Mas o que mais me magoa mesmo, no fim das contas, é o envolvimento do Neozinho nessa sacanagem contra mim. O que será que o Richard botou na cabeça dele? Puta que pariu.

Você veja. A pessoa tenta levar a vida da melhor forma, da maneira mais correta possível, trabalha direito, se aprimora, não se afasta da ética em momento nenhum, é justo com quem está embaixo, respeitoso com quem está em cima, e então aparece um mau-caráter para complicar a sua vida. 

Olha aí o telefone tocando. Para mim? Quem é? O diretor de futebol? Atendo, claro. Sujeito muito decente, me trouxe para cá, segurou as pontas até onde deu. Boa gente, é do ramo. Passo aí já – é o que eu digo quando ele pergunta se eu podia dar uma chegada na sala dele. Lógico que eu já sei qual vai ser o assunto da conversa. E como ele é um sujeito direito, e como sempre me tratou com respeito e até com admiração, eu vou facilitar a coisa para ele, vou chegar dizendo logo que já sei do que se trata, que ele não precisa se preocupar, que eu já estava preparado, que foi um prazer ter trabalhado com ele etc e tal. E, depois disso, talvez me aposentar seja a única coisa sensata que me reste fazer. 

Mas talvez não seja nada disso.
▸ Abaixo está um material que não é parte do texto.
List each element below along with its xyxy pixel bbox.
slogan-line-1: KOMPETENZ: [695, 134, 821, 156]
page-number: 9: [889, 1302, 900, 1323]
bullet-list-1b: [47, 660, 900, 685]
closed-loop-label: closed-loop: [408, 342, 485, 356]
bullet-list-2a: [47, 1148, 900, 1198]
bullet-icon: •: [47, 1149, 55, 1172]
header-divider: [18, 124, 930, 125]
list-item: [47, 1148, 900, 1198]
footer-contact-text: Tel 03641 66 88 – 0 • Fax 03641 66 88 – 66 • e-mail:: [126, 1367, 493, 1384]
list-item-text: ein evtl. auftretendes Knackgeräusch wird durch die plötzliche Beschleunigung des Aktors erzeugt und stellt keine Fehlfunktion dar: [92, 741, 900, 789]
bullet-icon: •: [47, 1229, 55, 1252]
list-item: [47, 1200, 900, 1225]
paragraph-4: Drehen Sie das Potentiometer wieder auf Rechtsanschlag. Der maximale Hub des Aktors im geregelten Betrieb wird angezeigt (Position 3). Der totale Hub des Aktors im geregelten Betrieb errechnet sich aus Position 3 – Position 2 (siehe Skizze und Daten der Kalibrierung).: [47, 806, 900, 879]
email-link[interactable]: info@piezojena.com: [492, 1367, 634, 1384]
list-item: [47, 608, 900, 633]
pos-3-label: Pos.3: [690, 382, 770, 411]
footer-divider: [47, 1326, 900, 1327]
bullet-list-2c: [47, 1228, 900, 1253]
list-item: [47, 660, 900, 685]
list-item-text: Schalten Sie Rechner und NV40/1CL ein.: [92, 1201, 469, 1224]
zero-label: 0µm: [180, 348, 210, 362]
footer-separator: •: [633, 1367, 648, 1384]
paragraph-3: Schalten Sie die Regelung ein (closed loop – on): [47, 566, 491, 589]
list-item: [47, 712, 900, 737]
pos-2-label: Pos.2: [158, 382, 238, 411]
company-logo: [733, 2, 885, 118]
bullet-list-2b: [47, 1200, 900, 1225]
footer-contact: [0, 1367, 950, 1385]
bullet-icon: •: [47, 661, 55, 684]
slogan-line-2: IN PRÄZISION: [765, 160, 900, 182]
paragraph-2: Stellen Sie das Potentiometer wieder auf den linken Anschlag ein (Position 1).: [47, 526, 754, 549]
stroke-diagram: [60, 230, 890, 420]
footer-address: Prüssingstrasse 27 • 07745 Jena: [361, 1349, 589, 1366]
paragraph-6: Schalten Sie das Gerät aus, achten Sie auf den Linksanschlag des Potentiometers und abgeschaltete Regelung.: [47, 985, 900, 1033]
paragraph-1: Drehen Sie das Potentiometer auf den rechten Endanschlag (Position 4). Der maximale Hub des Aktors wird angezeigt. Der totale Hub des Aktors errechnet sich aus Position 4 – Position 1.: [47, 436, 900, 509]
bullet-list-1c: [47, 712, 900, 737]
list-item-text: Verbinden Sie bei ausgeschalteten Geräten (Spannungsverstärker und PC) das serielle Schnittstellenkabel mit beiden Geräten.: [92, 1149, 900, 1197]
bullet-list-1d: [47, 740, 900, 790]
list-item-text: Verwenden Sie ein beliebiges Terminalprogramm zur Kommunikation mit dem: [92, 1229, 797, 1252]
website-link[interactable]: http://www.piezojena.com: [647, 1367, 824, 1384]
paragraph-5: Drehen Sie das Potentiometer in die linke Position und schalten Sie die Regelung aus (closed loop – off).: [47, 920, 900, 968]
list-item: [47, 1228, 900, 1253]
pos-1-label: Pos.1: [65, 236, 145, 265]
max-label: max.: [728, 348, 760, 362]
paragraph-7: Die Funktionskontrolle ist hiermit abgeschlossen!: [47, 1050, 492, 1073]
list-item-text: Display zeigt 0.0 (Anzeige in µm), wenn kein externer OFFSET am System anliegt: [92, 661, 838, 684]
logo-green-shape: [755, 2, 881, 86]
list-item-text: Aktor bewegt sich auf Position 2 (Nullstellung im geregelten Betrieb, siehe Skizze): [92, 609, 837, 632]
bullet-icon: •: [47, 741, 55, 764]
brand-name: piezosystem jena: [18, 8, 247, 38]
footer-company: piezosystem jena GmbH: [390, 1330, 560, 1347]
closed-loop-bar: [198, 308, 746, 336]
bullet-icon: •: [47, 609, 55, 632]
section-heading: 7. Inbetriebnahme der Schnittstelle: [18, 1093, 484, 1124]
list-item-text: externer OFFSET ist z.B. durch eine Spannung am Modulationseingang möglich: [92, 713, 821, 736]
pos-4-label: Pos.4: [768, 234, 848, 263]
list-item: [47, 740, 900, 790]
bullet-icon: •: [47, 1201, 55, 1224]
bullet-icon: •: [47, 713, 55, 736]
Pode ser que eu chegue lá e ele me diga que convenceu o presidente a afastar o Richard e o Neozinho do grupo e me manter no cargo. Vou caminhando do vestiário à sala da Diretoria de Futebol pensando nisso. E uma nesga de esperança se abre no meu peito. É porque, além de solitário, todo técnico de futebol, no fundo, é um otimista, mas isso não foi o meu padrinho Ivan Miguel quem disse.